Format to_FORMAT FORMAT_to_record Round-trip Status
JSON ✓ Yes Complete
XML ✓ Yes Complete
MARCJSON ✓ Yes Complete
CSV ✓ (→) ✗ No Export-only
Dublin Core ✗ No Export-only
MODS ✗ No Export-only

Status: ✓ GOOD - CSV, Dublin Core, MODS are intentionally export-only (lossy formats)
Recommendation: Document in module rustdoc that these are one-way conversions


7. Testing Coverage

Test Organization

  • json.rs: 6 tests (serialize, deserialize, roundtrip)
  • xml.rs: 8 tests (serialize, deserialize, roundtrip, element checking)
  • marcjson.rs: 6 tests (serialize, deserialize, roundtrip)
  • csv.rs: 5 tests (single field, multiple records, escaping)
  • dublin_core.rs: 10 tests (field mapping verification)
  • mods.rs: 8 tests (field mapping verification)

Status: ✓ GOOD - Reasonable coverage for each format
Recommendation: Consider adding integration tests for complete workflows (roundtrip with real data)


Summary of Inconsistencies

Critical (Breaking Changes):

None identified.

Medium Priority (Recommend standardization):

Issue Location Impact Recommendation
CSV plural naming csv.rs API symmetry Acceptable - semantic correctness (batch).
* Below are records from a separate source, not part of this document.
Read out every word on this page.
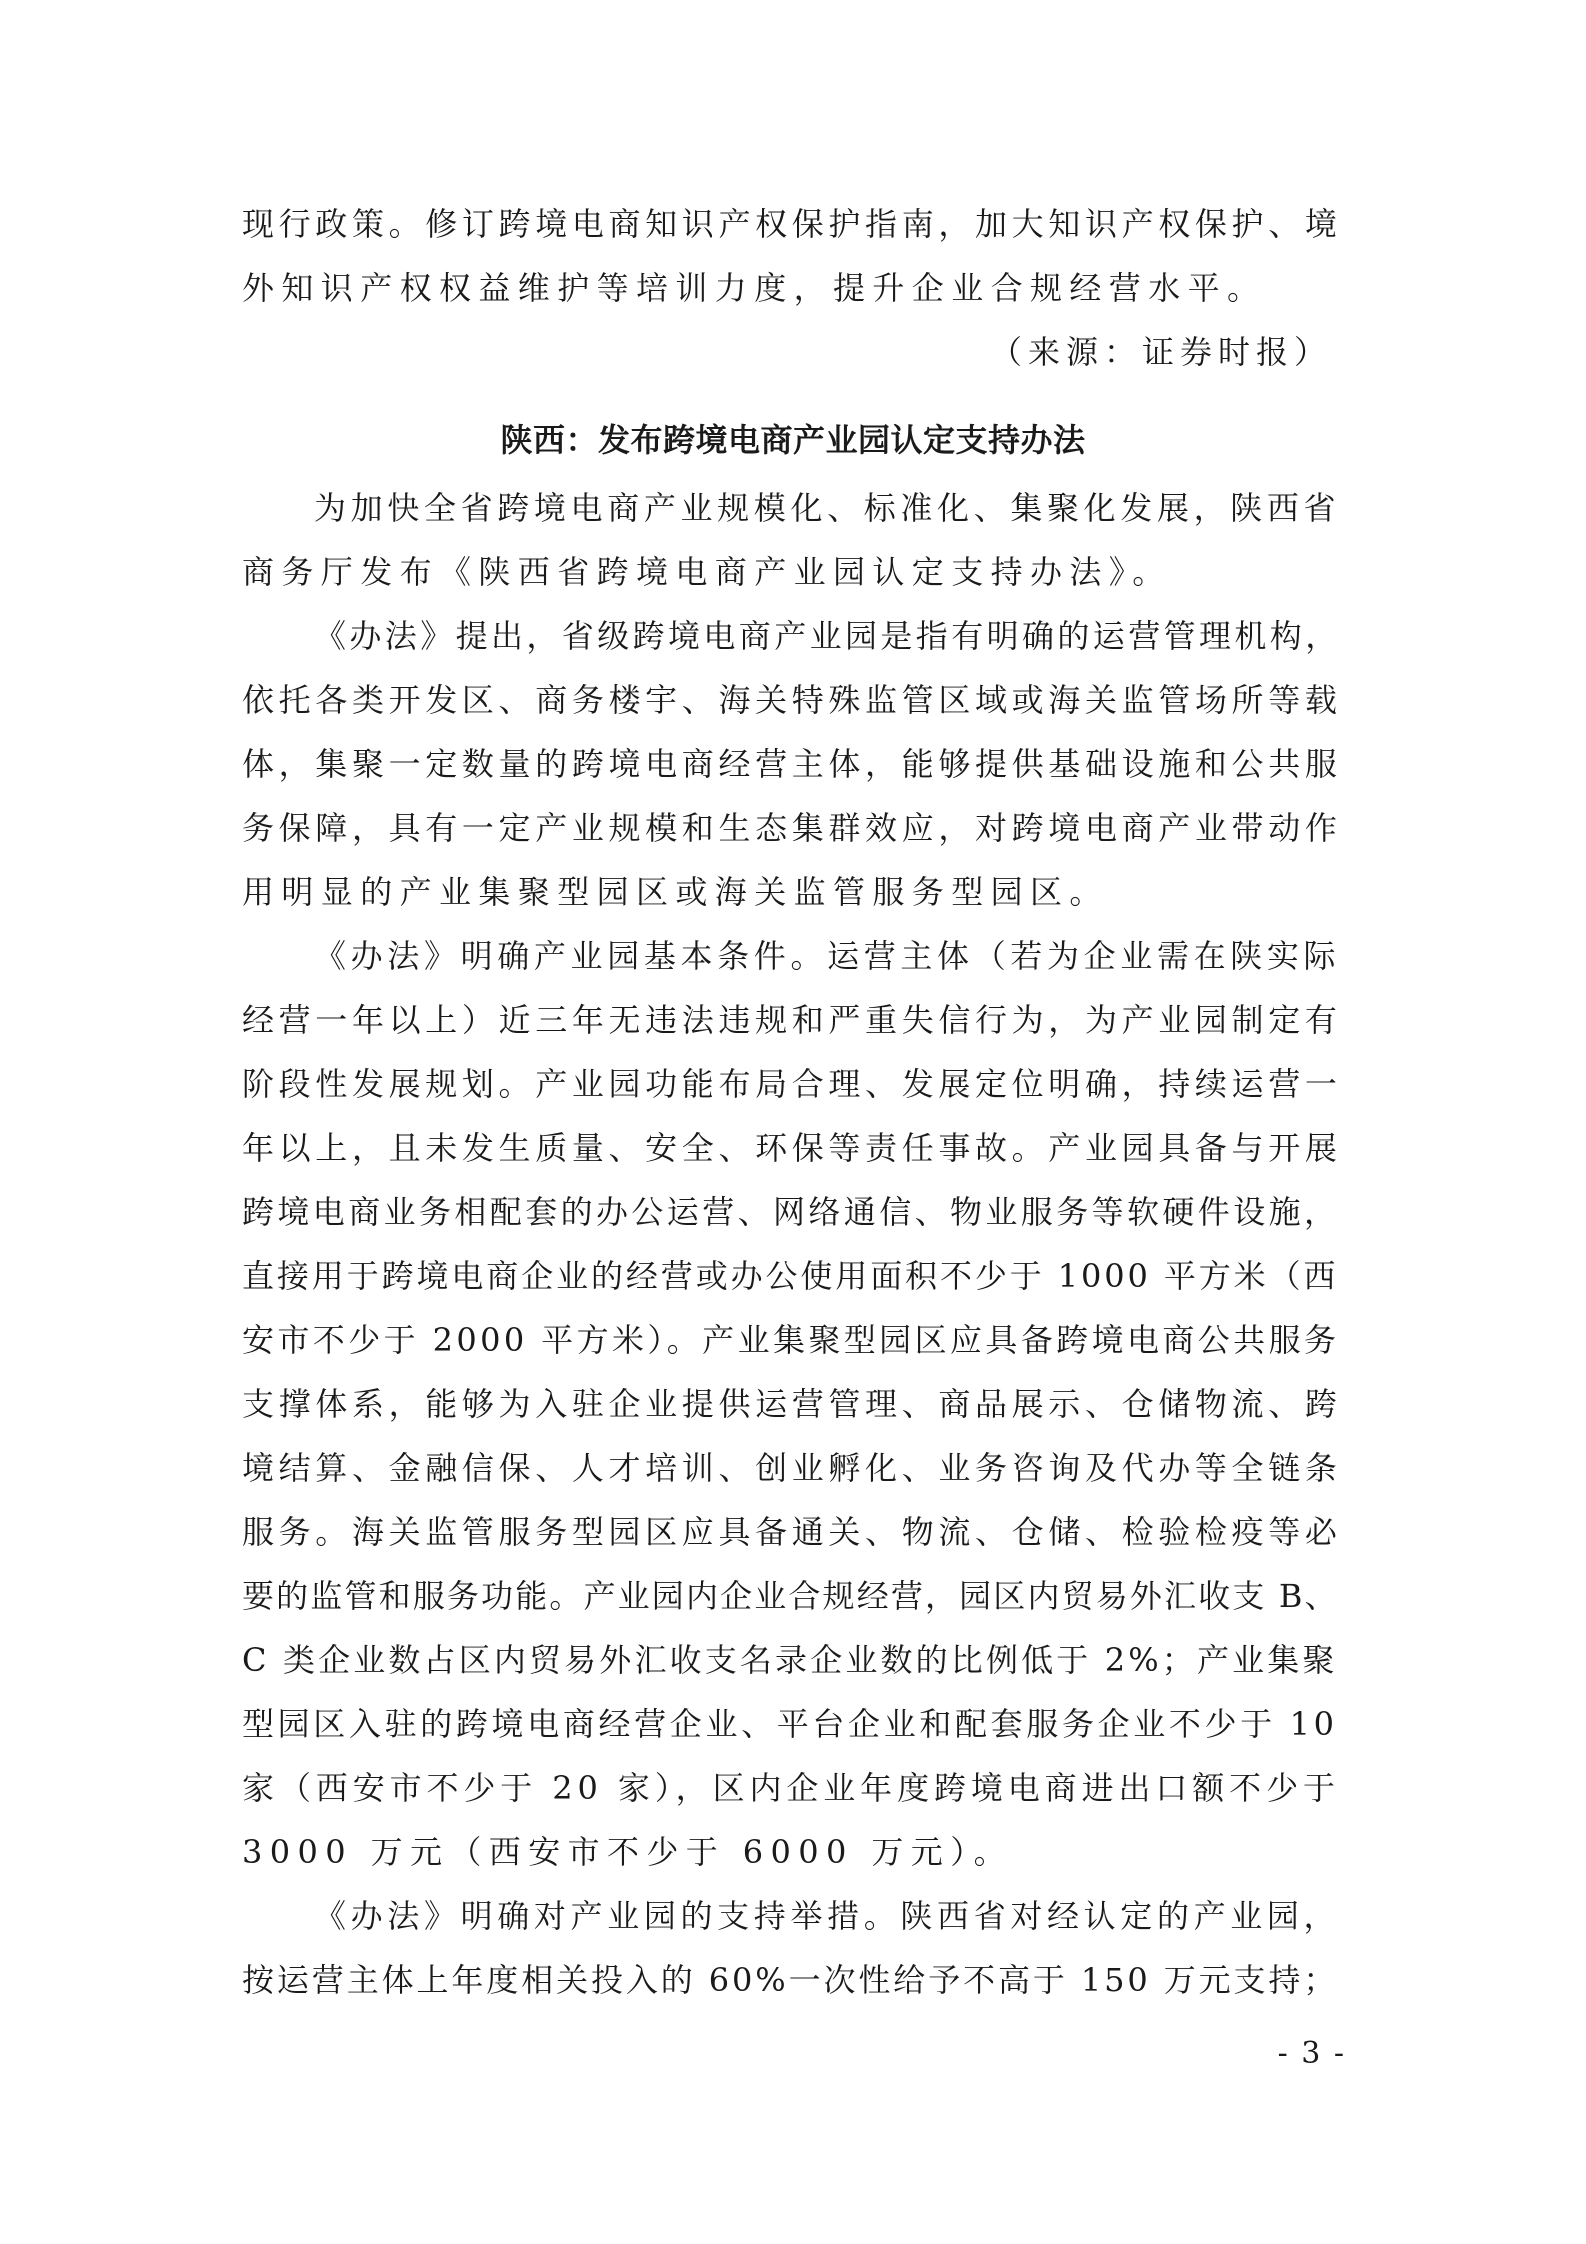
现行政策。修订跨境电商知识产权保护指南，加大知识产权保护、境
外知识产权权益维护等培训力度，提升企业合规经营水平。
（来源：证券时报）
陕西：发布跨境电商产业园认定支持办法
为加快全省跨境电商产业规模化、标准化、集聚化发展，陕西省
商务厅发布《陕西省跨境电商产业园认定支持办法》。
《办法》提出，省级跨境电商产业园是指有明确的运营管理机构，
依托各类开发区、商务楼宇、海关特殊监管区域或海关监管场所等载
体，集聚一定数量的跨境电商经营主体，能够提供基础设施和公共服
务保障，具有一定产业规模和生态集群效应，对跨境电商产业带动作
用明显的产业集聚型园区或海关监管服务型园区。
《办法》明确产业园基本条件。运营主体（若为企业需在陕实际
经营一年以上）近三年无违法违规和严重失信行为，为产业园制定有
阶段性发展规划。产业园功能布局合理、发展定位明确，持续运营一
年以上，且未发生质量、安全、环保等责任事故。产业园具备与开展
跨境电商业务相配套的办公运营、网络通信、物业服务等软硬件设施，
直接用于跨境电商企业的经营或办公使用面积不少于 1000 平方米（西
安市不少于 2000 平方米）。产业集聚型园区应具备跨境电商公共服务
支撑体系，能够为入驻企业提供运营管理、商品展示、仓储物流、跨
境结算、金融信保、人才培训、创业孵化、业务咨询及代办等全链条
服务。海关监管服务型园区应具备通关、物流、仓储、检验检疫等必
要的监管和服务功能。产业园内企业合规经营，园区内贸易外汇收支 B、
C 类企业数占区内贸易外汇收支名录企业数的比例低于 2%；产业集聚
型园区入驻的跨境电商经营企业、平台企业和配套服务企业不少于 10
家（西安市不少于 20 家），区内企业年度跨境电商进出口额不少于
3000 万元（西安市不少于 6000 万元）。
《办法》明确对产业园的支持举措。陕西省对经认定的产业园，
按运营主体上年度相关投入的 60%一次性给予不高于 150 万元支持；
- 3 -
Document exception.
MODS _xml suffix mods.rs Naming symmetry Acceptable - prevents confusion. Consider for Dublin Core too.
Dublin Core two-step dublin_core.rs API simplicity Add record_to_dublin_core_xml() convenience function.
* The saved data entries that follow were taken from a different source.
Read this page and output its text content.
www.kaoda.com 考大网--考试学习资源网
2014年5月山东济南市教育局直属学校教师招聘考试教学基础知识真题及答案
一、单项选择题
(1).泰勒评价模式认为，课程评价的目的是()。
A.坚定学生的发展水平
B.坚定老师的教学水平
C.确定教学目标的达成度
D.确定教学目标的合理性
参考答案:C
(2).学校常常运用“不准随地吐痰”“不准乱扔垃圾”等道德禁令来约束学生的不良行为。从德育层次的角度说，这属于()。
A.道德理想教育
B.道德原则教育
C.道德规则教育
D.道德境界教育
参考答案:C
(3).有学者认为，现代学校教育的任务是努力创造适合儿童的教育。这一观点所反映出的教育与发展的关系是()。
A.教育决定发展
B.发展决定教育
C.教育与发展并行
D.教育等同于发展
Low Priority (Documentation):

  • Document that CSV, Dublin Core, MODS are one-way (export-only)
  • Clarify batch vs single-record semantics for CSV

Recommendations

Immediate (Next Review Cycle)

  1. Add Convenience Function: dublin_core::record_to_dublin_core_xml()
  2. Combines record_to_dublin_core() and dublin_core_to_xml()
  3. Improves API consistency with other formats

  4. Document CSV Batch Pattern: Add note in csv.rs module doc explaining plural naming is intentional

  5. CSV Single-Record Variant (Optional): record_to_csv(&Record) -> Result<String>

  6. Would improve consistency with other modules
  7. Could delegate to records_to_csv(&[record])

Long-term (Future Enhancement)

  • Consider trait-based design for format converters (e.g., Serializable trait)
  • Add reverse conversions for CSV (lossy but useful)
  • Consider generic serialization builder

Conclusion

Overall Assessment: Format conversion modules are WELL-DESIGNED and CONSISTENT

  • ✓ Error handling is uniform
  • ✓ Documentation is excellent
  • ✓ Field mappings are clear
  • ✓ Helper functions properly organized
  • ⚠️ Minor naming inconsistencies (acceptable with documentation)

Action Items: 1. Add record_to_dublin_core_xml() convenience function (low effort, improves consistency) 2. Document CSV batch pattern in module rustdoc (documentation only) 3. Consider adding CSV single-record variant (optional, low priority)

Audit Status: Ready for closure